WORCESTER, Mass. - The American Antiquarian Society in Worcester may be home to several pieces of work by Louisa May Alcott, the author of "Little Women."
Scholar Max Chapnick believes he's found almost two dozen stories and poems written by Alcott under her own name and pseudonyms for Massachusetts newspapers. They date back to the late 1850s and early 1860s.
The society said Chapnick found a story by E.H. Gould, believed to be one of Alcott’s pseudonyms, about her house in Concord. He also found poems written by Flora Fairfield, a known pseudonym of Alcott’s, and discovered a first edition of "Little Women."
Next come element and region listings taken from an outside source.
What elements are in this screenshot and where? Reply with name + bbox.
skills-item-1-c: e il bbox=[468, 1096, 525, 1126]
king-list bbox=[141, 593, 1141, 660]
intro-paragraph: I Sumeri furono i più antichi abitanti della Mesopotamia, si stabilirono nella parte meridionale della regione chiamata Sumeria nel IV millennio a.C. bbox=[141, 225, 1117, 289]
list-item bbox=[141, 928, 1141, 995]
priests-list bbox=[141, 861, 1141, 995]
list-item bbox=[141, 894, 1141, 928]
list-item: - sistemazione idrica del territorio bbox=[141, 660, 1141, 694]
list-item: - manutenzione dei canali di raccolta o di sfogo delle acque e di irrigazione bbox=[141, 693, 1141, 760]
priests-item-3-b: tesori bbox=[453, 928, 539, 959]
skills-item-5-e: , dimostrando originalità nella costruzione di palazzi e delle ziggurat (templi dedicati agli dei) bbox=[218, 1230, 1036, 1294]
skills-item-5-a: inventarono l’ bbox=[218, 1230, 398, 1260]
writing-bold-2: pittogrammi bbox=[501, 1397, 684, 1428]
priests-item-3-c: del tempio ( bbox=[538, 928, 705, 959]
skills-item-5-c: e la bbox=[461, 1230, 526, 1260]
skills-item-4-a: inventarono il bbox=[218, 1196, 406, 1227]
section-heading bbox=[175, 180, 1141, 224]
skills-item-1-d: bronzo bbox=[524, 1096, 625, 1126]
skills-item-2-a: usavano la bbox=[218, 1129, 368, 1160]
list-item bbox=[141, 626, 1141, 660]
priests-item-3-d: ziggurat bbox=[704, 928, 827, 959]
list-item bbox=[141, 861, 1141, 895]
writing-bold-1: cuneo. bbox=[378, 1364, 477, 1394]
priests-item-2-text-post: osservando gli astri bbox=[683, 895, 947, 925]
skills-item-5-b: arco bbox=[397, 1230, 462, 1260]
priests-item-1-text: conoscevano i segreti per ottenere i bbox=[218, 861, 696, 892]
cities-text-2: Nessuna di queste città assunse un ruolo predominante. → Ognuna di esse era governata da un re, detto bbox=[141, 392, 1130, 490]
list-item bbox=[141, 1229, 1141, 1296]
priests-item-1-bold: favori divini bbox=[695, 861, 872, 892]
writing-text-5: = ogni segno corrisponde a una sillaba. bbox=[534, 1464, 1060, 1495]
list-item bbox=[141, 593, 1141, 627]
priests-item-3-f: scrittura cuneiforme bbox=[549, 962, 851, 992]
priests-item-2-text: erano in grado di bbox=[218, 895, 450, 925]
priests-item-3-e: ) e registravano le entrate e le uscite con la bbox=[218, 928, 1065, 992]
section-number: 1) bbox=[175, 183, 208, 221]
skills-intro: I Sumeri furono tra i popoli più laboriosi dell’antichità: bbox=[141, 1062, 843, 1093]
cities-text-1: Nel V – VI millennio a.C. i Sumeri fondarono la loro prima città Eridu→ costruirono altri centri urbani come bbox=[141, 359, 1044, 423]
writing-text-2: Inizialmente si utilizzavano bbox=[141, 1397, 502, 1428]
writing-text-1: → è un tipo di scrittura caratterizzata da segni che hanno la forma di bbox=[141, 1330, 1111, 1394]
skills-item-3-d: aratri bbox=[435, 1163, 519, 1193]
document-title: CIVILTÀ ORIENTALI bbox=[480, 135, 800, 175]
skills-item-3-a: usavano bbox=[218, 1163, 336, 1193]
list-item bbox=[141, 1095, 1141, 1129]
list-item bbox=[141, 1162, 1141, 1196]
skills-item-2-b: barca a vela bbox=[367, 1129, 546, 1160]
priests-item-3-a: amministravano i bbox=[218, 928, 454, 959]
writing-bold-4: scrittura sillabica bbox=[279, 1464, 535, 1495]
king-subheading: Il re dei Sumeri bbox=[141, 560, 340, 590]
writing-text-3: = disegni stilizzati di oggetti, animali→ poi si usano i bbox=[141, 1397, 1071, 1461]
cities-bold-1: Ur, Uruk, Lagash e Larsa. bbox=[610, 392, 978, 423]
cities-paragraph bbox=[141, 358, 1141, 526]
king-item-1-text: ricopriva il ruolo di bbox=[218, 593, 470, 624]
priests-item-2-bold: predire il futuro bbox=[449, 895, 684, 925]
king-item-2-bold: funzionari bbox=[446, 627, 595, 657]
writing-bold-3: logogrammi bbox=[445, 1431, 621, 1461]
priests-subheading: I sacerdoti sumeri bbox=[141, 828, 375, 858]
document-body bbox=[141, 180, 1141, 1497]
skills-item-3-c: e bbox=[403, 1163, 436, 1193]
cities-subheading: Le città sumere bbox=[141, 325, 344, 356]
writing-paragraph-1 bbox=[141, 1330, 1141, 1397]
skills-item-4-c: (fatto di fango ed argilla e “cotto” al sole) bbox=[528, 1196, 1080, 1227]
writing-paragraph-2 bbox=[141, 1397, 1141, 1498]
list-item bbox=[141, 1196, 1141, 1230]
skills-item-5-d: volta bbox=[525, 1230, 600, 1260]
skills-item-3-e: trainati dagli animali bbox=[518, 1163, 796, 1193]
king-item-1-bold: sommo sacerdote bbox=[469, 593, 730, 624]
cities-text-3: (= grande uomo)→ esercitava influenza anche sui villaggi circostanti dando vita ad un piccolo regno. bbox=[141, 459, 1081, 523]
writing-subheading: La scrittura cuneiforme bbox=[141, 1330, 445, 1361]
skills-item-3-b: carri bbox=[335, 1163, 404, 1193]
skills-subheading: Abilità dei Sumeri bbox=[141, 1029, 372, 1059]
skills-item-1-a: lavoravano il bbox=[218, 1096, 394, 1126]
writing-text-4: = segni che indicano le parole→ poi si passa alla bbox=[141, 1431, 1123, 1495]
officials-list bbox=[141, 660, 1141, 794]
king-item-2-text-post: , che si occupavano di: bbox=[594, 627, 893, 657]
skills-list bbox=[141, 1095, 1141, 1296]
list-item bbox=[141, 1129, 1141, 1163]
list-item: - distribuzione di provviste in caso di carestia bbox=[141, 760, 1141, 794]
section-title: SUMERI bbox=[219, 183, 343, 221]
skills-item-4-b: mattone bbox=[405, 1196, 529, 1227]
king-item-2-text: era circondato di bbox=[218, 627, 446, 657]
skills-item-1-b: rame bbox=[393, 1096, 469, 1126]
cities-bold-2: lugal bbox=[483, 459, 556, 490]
"In the 1800s, many authors wrote under a pseudonym, many women wrote under pseudonym, women of color wrote under pseudonym,” said Elizabeth Watts Pope of the American Antiquarian Society. “So this was something that was an established practice, sometimes for anonymity, obviously because they might not have wanted it known everything that they were writing.
"But also there seems to have been a kind of a playfulness to this too, sometimes where people in the mid-19th Century would try and guess who had written something. So I love this idea of these things, whether they’re written by Louisa May Alcott or not, and we think they were, that she is kind of playing with us 150 years in the future. We’re still trying to guess were they written by her or not."
Alcott is best known for “Little Women,” published in two installments in 1868 and 1869. It's been adapted several times into feature films, most recently in 2019.